The observatory also pioneered studies of the Sunyaev–Zel’dovich effect, which occurs when the light from the early universe (the cosmic microwave background) becomes skewed as it passes through massive galaxy clusters on its way to Earth. These observations are important for, among other pursuits, studying the incredibly energetic collisions that occur when clusters of galaxies merge.
A Clever Design
One of the challenges faced by Golwala and his collaborators was to figure out how to take the aging observatory apart. “It’s 40 years old, and we don’t have a lot of documentation on how things were put together,” he says. For advice, the team spoke with OVRO assistant director David Woody, an expert on the telescope’s design and performance, who worked with Leighton when the telescopes were built.
“It’s a rare situation,” Golwala says. “Most astronomers do not get the opportunity to figure out how to take apart and rebuild a telescope. Luckily, Bob Leighton’s telescope design was so clever that it has been relatively easy to figure it out. We were also lucky to find independent contractor Bill Johnson, who has experience building telescopes around the world, to lead the disassembly process.”

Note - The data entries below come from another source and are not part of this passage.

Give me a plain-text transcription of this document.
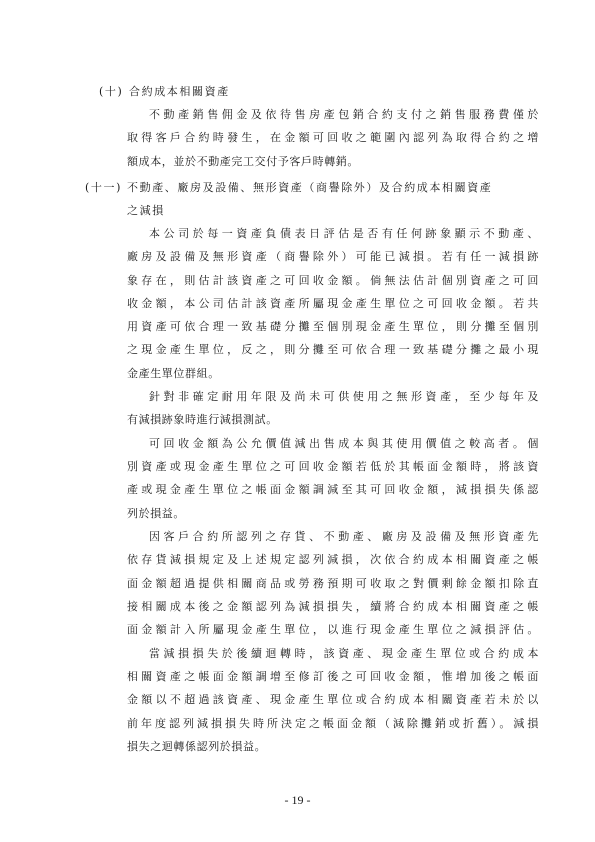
(十) 合約成本相關資產
不動產銷售佣金及依待售房產包銷合約支付之銷售服務費僅於
取得客戶合約時發生，在金額可回收之範圍內認列為取得合約之增
額成本，並於不動產完工交付予客戶時轉銷。
(十一) 不動產、廠房及設備、無形資產（商譽除外）及合約成本相關資產
之減損
本公司於每一資產負債表日評估是否有任何跡象顯示不動產、
廠房及設備及無形資產（商譽除外）可能已減損。若有任一減損跡
象存在，則估計該資產之可回收金額。倘無法估計個別資產之可回
收金額，本公司估計該資產所屬現金產生單位之可回收金額。若共
用資產可依合理一致基礎分攤至個別現金產生單位，則分攤至個別
之現金產生單位，反之，則分攤至可依合理一致基礎分攤之最小現
金產生單位群組。
針對非確定耐用年限及尚未可供使用之無形資產，至少每年及
有減損跡象時進行減損測試。
可回收金額為公允價值減出售成本與其使用價值之較高者。個
別資產或現金產生單位之可回收金額若低於其帳面金額時，將該資
產或現金產生單位之帳面金額調減至其可回收金額，減損損失係認
列於損益。
因客戶合約所認列之存貨、不動產、廠房及設備及無形資產先
依存貨減損規定及上述規定認列減損，次依合約成本相關資產之帳
面金額超過提供相關商品或勞務預期可收取之對價剩餘金額扣除直
接相關成本後之金額認列為減損損失，續將合約成本相關資產之帳
面金額計入所屬現金產生單位，以進行現金產生單位之減損評估。
當減損損失於後續迴轉時，該資產、現金產生單位或合約成本
相關資產之帳面金額調增至修訂後之可回收金額，惟增加後之帳面
金額以不超過該資產、現金產生單位或合約成本相關資產若未於以
前年度認列減損損失時所決定之帳面金額（減除攤銷或折舊）。減損
損失之迴轉係認列於損益。
- 19 -
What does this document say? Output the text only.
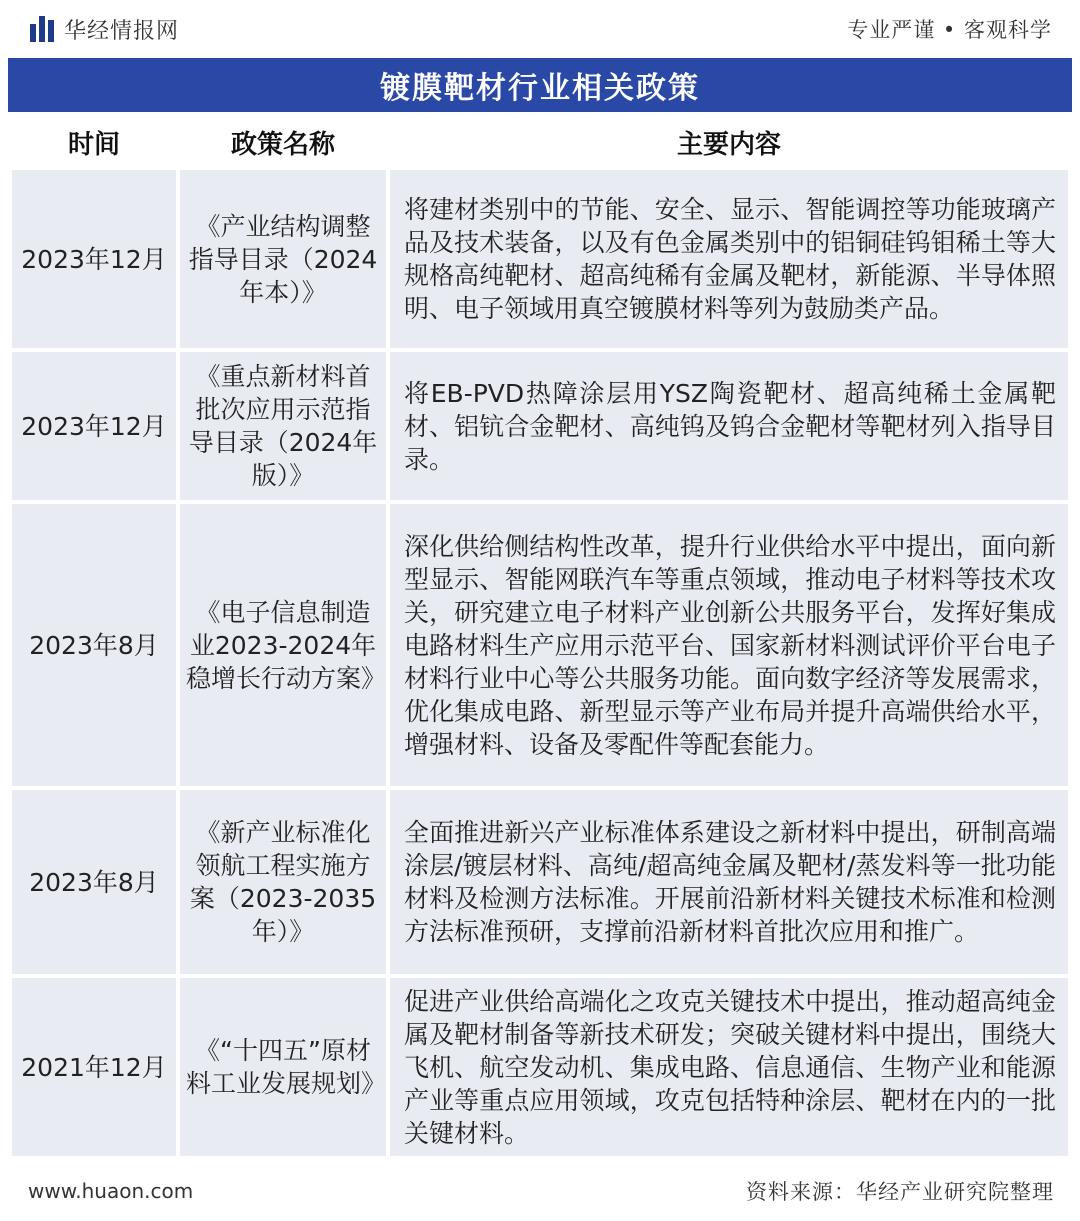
华经情报网	专业严谨 • 客观科学
镀膜靶材行业相关政策
时间	政策名称	主要内容
2023年12月	《产业结构调整指导目录（2024年本）》	将建材类别中的节能、安全、显示、智能调控等功能玻璃产品及技术装备，以及有色金属类别中的铝铜硅钨钼稀土等大规格高纯靶材、超高纯稀有金属及靶材，新能源、半导体照明、电子领域用真空镀膜材料等列为鼓励类产品。
2023年12月	《重点新材料首批次应用示范指导目录（2024年版）》	将EB-PVD热障涂层用YSZ陶瓷靶材、超高纯稀土金属靶材、铝钪合金靶材、高纯钨及钨合金靶材等靶材列入指导目录。
2023年8月	《电子信息制造业2023-2024年稳增长行动方案》	深化供给侧结构性改革，提升行业供给水平中提出，面向新型显示、智能网联汽车等重点领域，推动电子材料等技术攻关，研究建立电子材料产业创新公共服务平台，发挥好集成电路材料生产应用示范平台、国家新材料测试评价平台电子材料行业中心等公共服务功能。面向数字经济等发展需求，优化集成电路、新型显示等产业布局并提升高端供给水平，增强材料、设备及零配件等配套能力。
2023年8月	《新产业标准化领航工程实施方案（2023-2035年）》	全面推进新兴产业标准体系建设之新材料中提出，研制高端涂层/镀层材料、高纯/超高纯金属及靶材/蒸发料等一批功能材料及检测方法标准。开展前沿新材料关键技术标准和检测方法标准预研，支撑前沿新材料首批次应用和推广。
2021年12月	《“十四五”原材料工业发展规划》	促进产业供给高端化之攻克关键技术中提出，推动超高纯金属及靶材制备等新技术研发；突破关键材料中提出，围绕大飞机、航空发动机、集成电路、信息通信、生物产业和能源产业等重点应用领域，攻克包括特种涂层、靶材在内的一批关键材料。
www.huaon.com	资料来源：华经产业研究院整理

Simon Radford, former CSO technical manager who serves as project manager for the move, says the possibility of overstressing and damaging the truss struts was a major concern during disassembly. “As was done during the original assembly, we floated the truss on springs so the connections between sections were almost stress free,” Radford says. The struts came out with only modest effort.”
Now that the telescope has been removed from Maunakea, general contractor Goodfellow Bros. Inc. (GBI) will remove the CSO dome and related structures, including underground plumbing, electrical and communications conduits, and other components. GBI will restore the site, grading and contouring the land and adding ash and small rocks to restore its natural appearance. The Leighton Chajnantor Telescope, CSO’s next incarnation, is expected to begin operations in 2026.
“What was once the site of one of the world’s premier submillimeter telescopes will be home to lichens and insects and be indistinguishable from the mauna around it,” Golwala says. “We are grateful for the time we spent there.”
The decommissioning effort is funded in large part by the Gordon and Betty Moore Foundation, while the careful preparation of the telescope for shipment and reuse in Chile is funded by the Heising–Simons Foundation. The move to Chile will be partially supported by the municipality of Shanghai through a collaboration with Shanghai Normal University. In Chile, the project’s lead institution is the Universidad de Concepción.